La questione della separazione delle carriere tra giudici e pubblici ministeri (PM) rappresenta uno dei temi più dibattuti nel panorama giuridico italiano, con implicazioni che vanno oltre la semplice organizzazione del sistema giudiziario, toccando principi fondamentali come l’indipendenza della magistratura, l’equilibrio tra poteri dello Stato e la percezione di giustizia da parte dei cittadini. Il dibattito si articola attorno a due posizioni contrapposte: da un lato, coloro che vedono nella separazione delle carriere un’evoluzione necessaria per garantire l’imparzialità del giudice e l’efficienza del processo penale, dall’altro, chi teme che tale riforma possa indebolire il pubblico ministero e renderlo più vulnerabile alle pressioni politiche, mettendo a rischio il principio di obbligatorietà dell’azione penale. Attualmente, in Italia, giudici e PM appartengono allo stesso corpo della magistratura, accedendo attraverso un concorso unico, seguendo un percorso formativo comune e condividendo le stesse garanzie di indipendenza. Questo modello, voluto dai padri costituenti per evitare ingerenze del potere esecutivo sulla giustizia, è considerato dai suoi sostenitori una garanzia di equilibrio e autonomia. Tuttavia, i fautori della riforma sottolineano che questa commistione può creare un conflitto di interessi implicito, in particolare nei tribunali di piccole dimensioni, dove magistrati che hanno lavorato fianco a fianco possono trovarsi in posizioni opposte nel processo. Secondo questa visione, la separazione delle carriere rafforzerebbe la neutralità del giudice, eliminando ogni dubbio sulla sua equidistanza tra accusa e difesa.
Excursus storico-normativo
La figura del pubblico ministero e la sua collocazione all’interno dell’ordinamento giuridico italiano hanno subito numerose trasformazioni nel tempo.
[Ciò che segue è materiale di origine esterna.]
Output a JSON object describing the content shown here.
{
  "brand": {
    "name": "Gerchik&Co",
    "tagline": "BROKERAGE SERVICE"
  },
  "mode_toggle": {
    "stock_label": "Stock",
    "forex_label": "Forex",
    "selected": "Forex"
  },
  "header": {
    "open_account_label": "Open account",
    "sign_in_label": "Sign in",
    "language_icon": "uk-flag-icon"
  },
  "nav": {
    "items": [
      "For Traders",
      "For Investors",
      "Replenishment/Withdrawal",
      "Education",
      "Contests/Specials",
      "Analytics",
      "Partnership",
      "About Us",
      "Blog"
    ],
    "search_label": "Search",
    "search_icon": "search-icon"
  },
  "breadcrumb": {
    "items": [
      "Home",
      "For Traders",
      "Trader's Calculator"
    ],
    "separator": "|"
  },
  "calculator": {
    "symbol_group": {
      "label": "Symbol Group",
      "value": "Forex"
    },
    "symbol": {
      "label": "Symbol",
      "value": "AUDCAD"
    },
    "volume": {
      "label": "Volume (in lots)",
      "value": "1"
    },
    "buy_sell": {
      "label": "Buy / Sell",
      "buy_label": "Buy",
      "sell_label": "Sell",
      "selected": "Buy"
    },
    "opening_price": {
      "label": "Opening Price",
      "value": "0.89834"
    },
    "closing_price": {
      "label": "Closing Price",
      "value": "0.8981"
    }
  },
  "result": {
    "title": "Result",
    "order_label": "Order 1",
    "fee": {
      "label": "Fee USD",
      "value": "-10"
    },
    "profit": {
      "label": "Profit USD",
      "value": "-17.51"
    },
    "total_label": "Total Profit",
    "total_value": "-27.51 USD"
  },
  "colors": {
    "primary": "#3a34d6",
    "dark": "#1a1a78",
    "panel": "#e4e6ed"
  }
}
Con la Costituzione del 1948, l’Italia ha adottato un modello in cui il PM gode delle stesse garanzie di indipendenza dei giudici e non è sottoposto all’esecutivo, a differenza di altri ordinamenti europei. L’art. 107 della Costituzione prevede infatti che i magistrati siano inamovibili, e l’art. 112 sancisce il principio dell’obbligatorietà dell’azione penale.
Tuttavia, nel corso degli anni, si sono susseguite diverse proposte di riforma per introdurre una separazione più netta tra la funzione giudicante e quella requirente. La riforma del CSM del 2002 ha previsto un numero separato di componenti eletti per giudici e PM, ma senza arrivare a una vera e propria distinzione delle carriere. La riforma Cartabia del 2022 ha introdotto ulteriori modifiche, aumentando la distanza tra le due funzioni, ma senza sancire una separazione definitiva.

Il disegno di legge del governo Meloni sulla separazione delle carriere
Nel gennaio 2025, la Camera dei Deputati ha approvato un disegno di legge proposto dal governo Meloni che introduce una riforma radicale della magistratura, prevedendo la separazione delle carriere tra giudici e pubblici ministeri. La proposta, che ora passa all’esame del Senato, prevede:
- Concorso separato per giudici e PM: I magistrati non entreranno più con un unico concorso, ma dovranno scegliere sin dall’inizio se intraprendere la carriera giudicante o quella requirente.
- Due Consigli Superiori separati: Saranno istituiti due organi distinti per la gestione delle carriere, uno per i giudici e uno per i PM, al fine di garantire una maggiore autonomia.
- Organizzazione gerarchica del PM: Il pubblico ministero risponderà a un nuovo assetto gerarchico che, secondo i critici, potrebbe renderlo più esposto a influenze politiche.
- Mantenimento dell’obbligatorietà dell’azione penale, ma con criteri di priorità stabiliti dal Parlamento e non più rimessi alla discrezione della magistratura.
Questa riforma ha acceso il dibattito politico e istituzionale. Da un lato, i sostenitori sostengono che essa renderà la giustizia più trasparente e allineata agli standard europei, evitando possibili conflitti di interesse tra accusa e giudizio. Dall’altro, gli oppositori temono che possa ridurre l’autonomia del PM e aumentare l’influenza dell’esecutivo sulle inchieste, compromettendo il principio di indipendenza della magistratura. Il dibattito sulla separazione delle carriere si muove su un terreno complesso, in cui si intrecciano esigenze di imparzialità, efficienza e indipendenza della magistratura. Se da un lato la riforma mira a rafforzare la percezione di neutralità del giudice e a modernizzare il sistema, dall’altro rischia di alterare l’equilibrio tra accusa e giudizio, compromettendo l’autonomia del pubblico ministero e rendendo il processo penale più punitivo. La questione rimane aperta e destinata a influenzare il futuro della giustizia italiana, con conseguenze profonde sulla tutela dei diritti e sulle garanzie per i cittadini.